CBRE has dramatically expanded facilities management through Global Workplace Solutions (GWS) segment providing comprehensive outsourced facilities management to Fortune 500 corporate clients including building maintenance, security, food services, space planning, and various workplace services. The 2014 acquisition of Norland Managed Services (UK facilities management) and 2015 acquisition of Johnson Controls' Global Workplace Solutions for $1.475 billion provided foundation capabilities, with subsequent organic growth and selective acquisitions building $9+ billion annual GWS revenue. The strategic positioning addresses corporate trend toward outsourcing non-core facilities operations, with CBRE benefiting from scale economies and operational expertise that internal corporate facilities teams cannot match. GWS provides recurring revenue (3-5 year contracts standard) supporting CBRE's strategic shift from transaction-dependent revenue to service-based recurring revenue.

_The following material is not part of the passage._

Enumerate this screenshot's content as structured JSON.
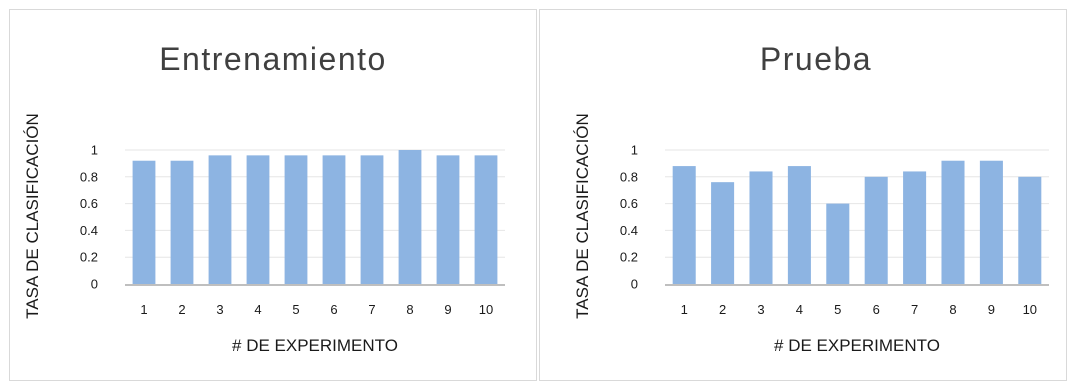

The CBRE acronym itself comes from a transatlantic combination completed on April 21, 1998, when San Francisco-based CB Commercial Real Estate Services Group merged with London's Richard Ellis International Property Consultants in a deal valued at roughly $4.1 billion of combined enterprise value. CB Commercial traced its roots to Colbert Coldwell's 1906 founding in San Francisco; Richard Ellis had been formed in London in 1773 as a chartered surveyor practice. The newly combined CB Richard Ellis Group adopted a single global brand and immediately ranked as the largest commercial real estate services firm in the world by revenue. Blum Capital Partners, alongside Freeman Spogli, took CB Richard Ellis private in a 2001 management-led buyout for about $730 million, recapitalising the company before listing it on the New York Stock Exchange in June 2004 under ticker CBG. The IPO priced at $19 a share, raising roughly $135 million in primary proceeds and giving the company the currency to absorb the 2006 acquisition of Trammell Crow Company for $1.8 billion, the 2013 Norland Managed Services deal, the 2019 purchase of Telford Homes for £267 million and the 2024 $800 million acquisition of flexible-workspace operator Industrious. The company shortened its formal name to CBRE Group in 2011 under ticker CBRE. By 2024, with Bob Sulentic as CEO and Brandon Boze as chair, CBRE reported about $34.2 billion in revenue across more than 530 offices in over 100 countries.